Overview¶
A foundation model for Earth observation (EO) data is a large-scale machine learning model pre-trained on vast amounts of remote sensing data from various satellites and sensors, designed to learn general-purpose representations of the Earth’s surface and atmospheric phenomena. These models can capture diverse features from a variety of EO datasets, such as optical, radar, thermal, and multispectral sensor imagery, and can be fine-tuned for specific tasks like environmental monitoring, land use classification, climate analysis, and disaster response.
Most current foundation models are developed using a technique called self-supervised learning, in which models learn useful representations by solving tasks that are derived from the structure of the input data itself, without relying on human-annotated labels. These tasks, known as “pretext tasks,” are designed to uncover internal patterns or latent features within the data distribution by creating a supervisory signal from the data alone. A common example is masked reconstruction, where parts of the input are intentionally hidden or removed, and the model is trained to predict or reconstruct the missing content based on the visible portions. This encourages the model to understand the underlying structure and context of the data. Other approaches to self-supervision include contrastive learning, where the model learns to distinguish between similar and dissimilar pairs of data, and generative methods, which learn to synthesize or model entire input distributions. Unlike traditional supervised learning, which relies on labeled datasets, self-supervised learning does not require labeled examples (Chen et al., 2020).
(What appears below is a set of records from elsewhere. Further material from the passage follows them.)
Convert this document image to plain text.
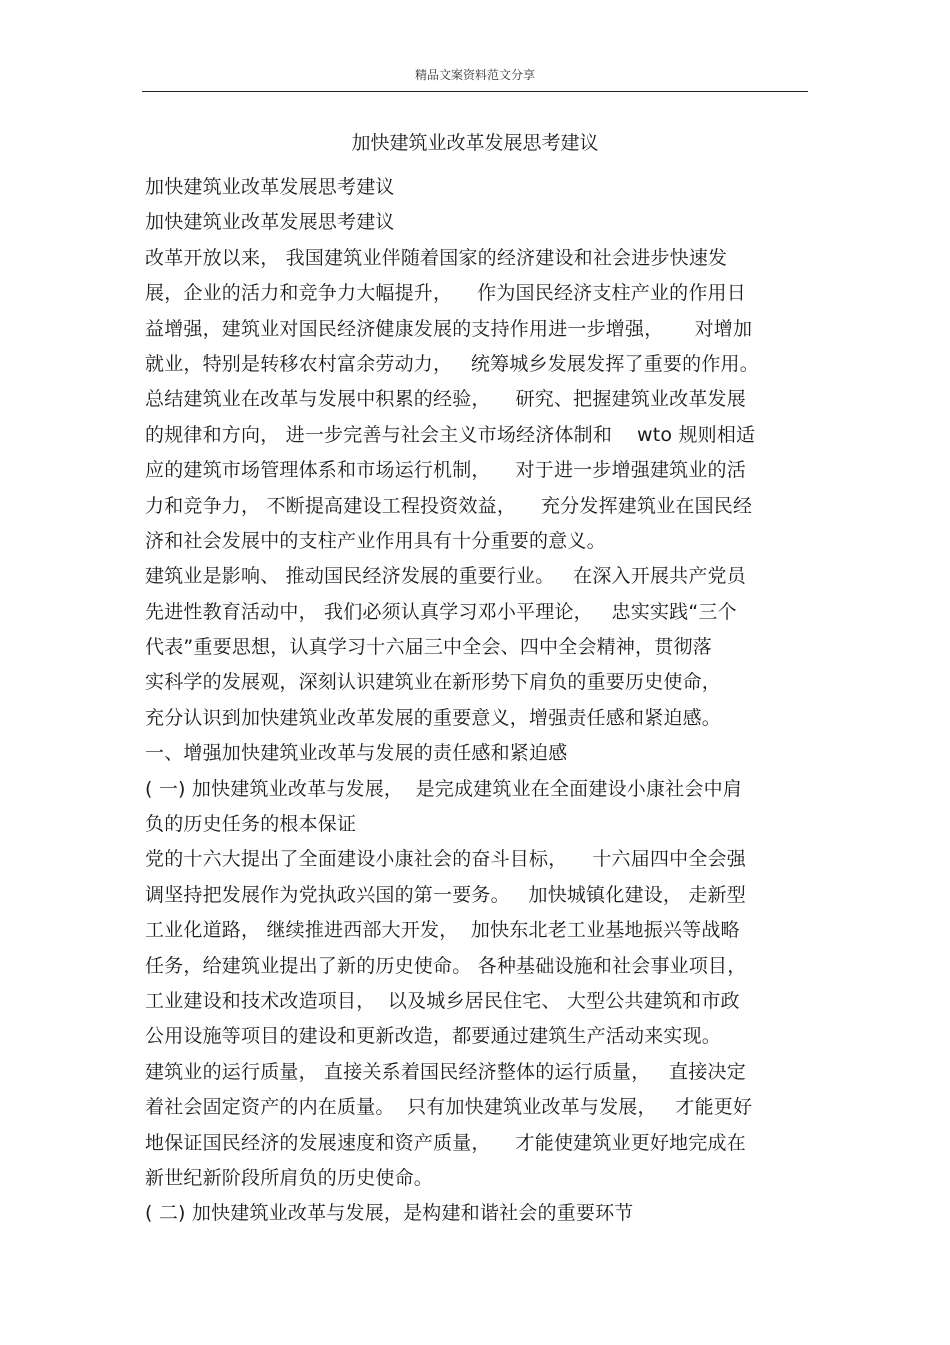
精品文案资料范文分享
加快建筑业改革发展思考建议
加快建筑业改革发展思考建议
加快建筑业改革发展思考建议
改革开放以来， 我国建筑业伴随着国家的经济建设和社会进步快速发
展，企业的活力和竞争力大幅提升，    作为国民经济支柱产业的作用日
益增强，建筑业对国民经济健康发展的支持作用进一步增强，     对增加
就业，特别是转移农村富余劳动力，   统筹城乡发展发挥了重要的作用。
总结建筑业在改革与发展中积累的经验，    研究、把握建筑业改革发展
的规律和方向， 进一步完善与社会主义市场经济体制和    wto 规则相适
应的建筑市场管理体系和市场运行机制，    对于进一步增强建筑业的活
力和竞争力， 不断提高建设工程投资效益，    充分发挥建筑业在国民经
济和社会发展中的支柱产业作用具有十分重要的意义。
建筑业是影响、 推动国民经济发展的重要行业。   在深入开展共产党员
先进性教育活动中， 我们必须认真学习邓小平理论，   忠实实践“三个
代表”重要思想，认真学习十六届三中全会、四中全会精神，贯彻落
实科学的发展观，深刻认识建筑业在新形势下肩负的重要历史使命，
充分认识到加快建筑业改革发展的重要意义，增强责任感和紧迫感。
一、增强加快建筑业改革与发展的责任感和紧迫感
( 一) 加快建筑业改革与发展，  是完成建筑业在全面建设小康社会中肩
负的历史任务的根本保证
党的十六大提出了全面建设小康社会的奋斗目标，    十六届四中全会强
调坚持把发展作为党执政兴国的第一要务。   加快城镇化建设， 走新型
工业化道路， 继续推进西部大开发，  加快东北老工业基地振兴等战略
任务，给建筑业提出了新的历史使命。 各种基础设施和社会事业项目，
工业建设和技术改造项目，  以及城乡居民住宅、 大型公共建筑和市政
公用设施等项目的建设和更新改造，都要通过建筑生产活动来实现。
建筑业的运行质量， 直接关系着国民经济整体的运行质量，   直接决定
着社会固定资产的内在质量。  只有加快建筑业改革与发展，   才能更好
地保证国民经济的发展速度和资产质量，    才能使建筑业更好地完成在
新世纪新阶段所肩负的历史使命。
( 二) 加快建筑业改革与发展，是构建和谐社会的重要环节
Self-supervised learning can be applied in many types of modeling tasks, to include computer vision, and is gaining traction because it allows models to leverage vast amounts of unlabeled data whilst showing to be effective in improving performance across various domains.

“A General Self-Supervised Framework for Remote Sensing Image Classification” by Gao et al., 2022.
Vision Transformers (ViTs) are a class of deep learning architectures that apply the transformer framework—originally developed for natural language processing—to visual data. By dividing images into fixed-size patches and treating them as a sequence of tokens, ViTs model patterns and relationships in the data using self-attention mechanisms. While ViTs are commonly used as the architectural backbone in many vision foundation models, they are not foundation models by themselves. Rather, ViTs serve as one of the key building blocks in constructing such models. ViTs require large datasets because transformers do not have the built-in inductive biases (like translation invariance) that convolutional neural networks (CNNs) have (Dosovitskiy et al., 2021). The data provided to train these models must be crafted with thoughtful sampling and stratification to ensure the correct representations are learned, and biases or artifacts reduced. Once that is ensured, it is worth considering that the effectiveness of these models greatly improves with larger datasets by provisioning more examples and greater diversity, thereby allowing the model to learn robust representations that generalize well across different tasks. More data improves the learning signal and helps the model differentiate between subtle visual cues (Chen et al., 2020).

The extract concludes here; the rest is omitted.